Of the 601 enrolled patients, 199 were randomised to CF, 202 to DCF and 200 to CF-RT. Of them, 88.2% of patients were male, median age was 65 years and 62.6% of patients were clinical stage III (nonT4). At data cut-off (July 20, 2021), the minimum follow-up was 36 months and approximately 85% of patients completed the scheduled protocol treatment in all three treatment arms. The neoadjuvant DCF arm showed superior OS as compared to neoadjuvant CF (HR[95% CI]: 0.68[0.50–0.92], stratified log-rank test: p= 0.006). Median OS in CF, DCF, and CF-RT arm were 5.6 years, not reached, and 7.0 years, and the corresponding 3-year OS rates were 62.6%, 72.1%, and 68.3%, respectively. As such, neoadjuvant CF+RT did not demonstrate superiority over neoadjuvant CF alone in terms of OS (HR[95% CI]: 0.84[0.63–1.12], stratified log-rank test: p= 0.12). The OS benefit of DCF over CF was however generally consistent across all evaluated subgroups. Median PFS was 2.7 years for CF and not reached for DCF (HR[95%CI]: 0.67[0.51-0.88]) with 3-year PFS rates of 47.7% and 61.8%, respectively. For CF+RT, the median PFS was 5.3 years with a 3-years PFS rate of 58.5% (HR[95%CI] as compared to CF: 0.77[0.59-1.01]).

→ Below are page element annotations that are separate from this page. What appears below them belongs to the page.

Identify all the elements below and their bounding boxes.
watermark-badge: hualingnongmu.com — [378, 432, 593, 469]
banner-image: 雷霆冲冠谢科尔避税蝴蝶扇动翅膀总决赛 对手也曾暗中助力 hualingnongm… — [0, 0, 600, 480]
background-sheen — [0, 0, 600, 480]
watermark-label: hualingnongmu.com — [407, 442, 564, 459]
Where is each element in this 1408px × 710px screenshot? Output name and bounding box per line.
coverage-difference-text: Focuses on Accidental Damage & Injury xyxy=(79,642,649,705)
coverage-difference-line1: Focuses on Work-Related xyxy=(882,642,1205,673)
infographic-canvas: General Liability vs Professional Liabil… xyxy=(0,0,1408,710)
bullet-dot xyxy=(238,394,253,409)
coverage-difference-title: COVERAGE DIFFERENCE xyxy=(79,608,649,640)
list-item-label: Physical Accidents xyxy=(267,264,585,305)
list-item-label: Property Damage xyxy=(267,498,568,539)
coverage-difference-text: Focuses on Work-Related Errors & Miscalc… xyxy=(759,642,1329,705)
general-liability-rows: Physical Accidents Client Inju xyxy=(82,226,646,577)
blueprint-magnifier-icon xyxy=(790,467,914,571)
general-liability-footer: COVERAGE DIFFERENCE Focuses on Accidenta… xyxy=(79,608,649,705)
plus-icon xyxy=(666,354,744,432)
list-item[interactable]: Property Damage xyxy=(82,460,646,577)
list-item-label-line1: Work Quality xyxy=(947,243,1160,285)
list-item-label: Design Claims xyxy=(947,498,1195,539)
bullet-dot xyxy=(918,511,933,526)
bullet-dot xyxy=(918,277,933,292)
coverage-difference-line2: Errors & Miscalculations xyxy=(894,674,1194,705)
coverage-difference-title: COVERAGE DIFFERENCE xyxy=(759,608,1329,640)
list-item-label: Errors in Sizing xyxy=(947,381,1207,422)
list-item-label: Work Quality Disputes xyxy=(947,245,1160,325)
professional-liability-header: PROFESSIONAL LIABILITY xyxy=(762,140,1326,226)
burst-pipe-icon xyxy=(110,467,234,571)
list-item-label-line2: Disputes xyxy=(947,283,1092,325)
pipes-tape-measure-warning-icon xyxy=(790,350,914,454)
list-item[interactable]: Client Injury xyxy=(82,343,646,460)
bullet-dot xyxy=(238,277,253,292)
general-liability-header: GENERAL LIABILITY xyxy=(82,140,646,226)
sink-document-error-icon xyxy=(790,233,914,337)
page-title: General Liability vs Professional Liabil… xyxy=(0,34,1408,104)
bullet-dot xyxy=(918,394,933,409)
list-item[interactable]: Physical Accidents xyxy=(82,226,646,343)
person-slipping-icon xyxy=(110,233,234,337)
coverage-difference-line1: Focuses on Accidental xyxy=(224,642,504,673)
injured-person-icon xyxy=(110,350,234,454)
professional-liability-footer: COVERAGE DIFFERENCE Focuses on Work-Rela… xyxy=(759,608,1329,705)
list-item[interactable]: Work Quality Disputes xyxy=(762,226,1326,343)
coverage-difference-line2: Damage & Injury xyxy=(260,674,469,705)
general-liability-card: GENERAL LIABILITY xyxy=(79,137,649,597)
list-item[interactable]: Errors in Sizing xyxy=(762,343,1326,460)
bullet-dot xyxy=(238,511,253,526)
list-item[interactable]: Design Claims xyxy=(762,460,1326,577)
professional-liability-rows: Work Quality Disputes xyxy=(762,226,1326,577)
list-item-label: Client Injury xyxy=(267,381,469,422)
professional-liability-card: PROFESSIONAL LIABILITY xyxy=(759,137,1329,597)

During neoadjuvant therapy, febrile neutropenia in CF, DCF, and CF-RT arms was reported in 1.0%, 16.3% and 4.7% of patients, and oesophagitis (grade>3) in 1.0%, 1.0% and 8.9% of patients, respectively. R0 resection was achieved in respectively 168 (90.3%), 173 (94.5%), and 175 (98.9%) patients who underwent surgery. Furthermore, 2.2% of patients receiving CF, 18.6% of those receiving DCF and 36.7% of those treated with CF+RT who underwent surgery achieved a pathologic complete response. Importantly, intensive neoadjuvant chemotherapy did not increase the rate of post-operative complications or mortality. Treatment-related death was reported in 3.2%, 5.5% and 2.3% of all eligible patients in CF, DCF, and CF-RT arms, respectively. However, there were more deaths due to other diseases in the CF+RT arm (26.4%), as compared to the CF (11.6%) and DCF arm (8.2%).
Neoadjuvant DCF, but not neoadjuvant CF+RT significantly improved overall survival over neoadjuvant CF for locally advanced ESCC, with a manageable toxicity. Neoadjuvant DCF represents a new standard treatment for ESCC.
Kato K, Ito Y, Daiko H, et al. A randomized controlled phase III trial comparing two chemotherapy regimen and chemoradiotherapy regimen as neoadjuvant treatment for locally advanced esophageal cancer, JCOG1109 NExT study. Presented at ASCO GI 2022; Abstract 238.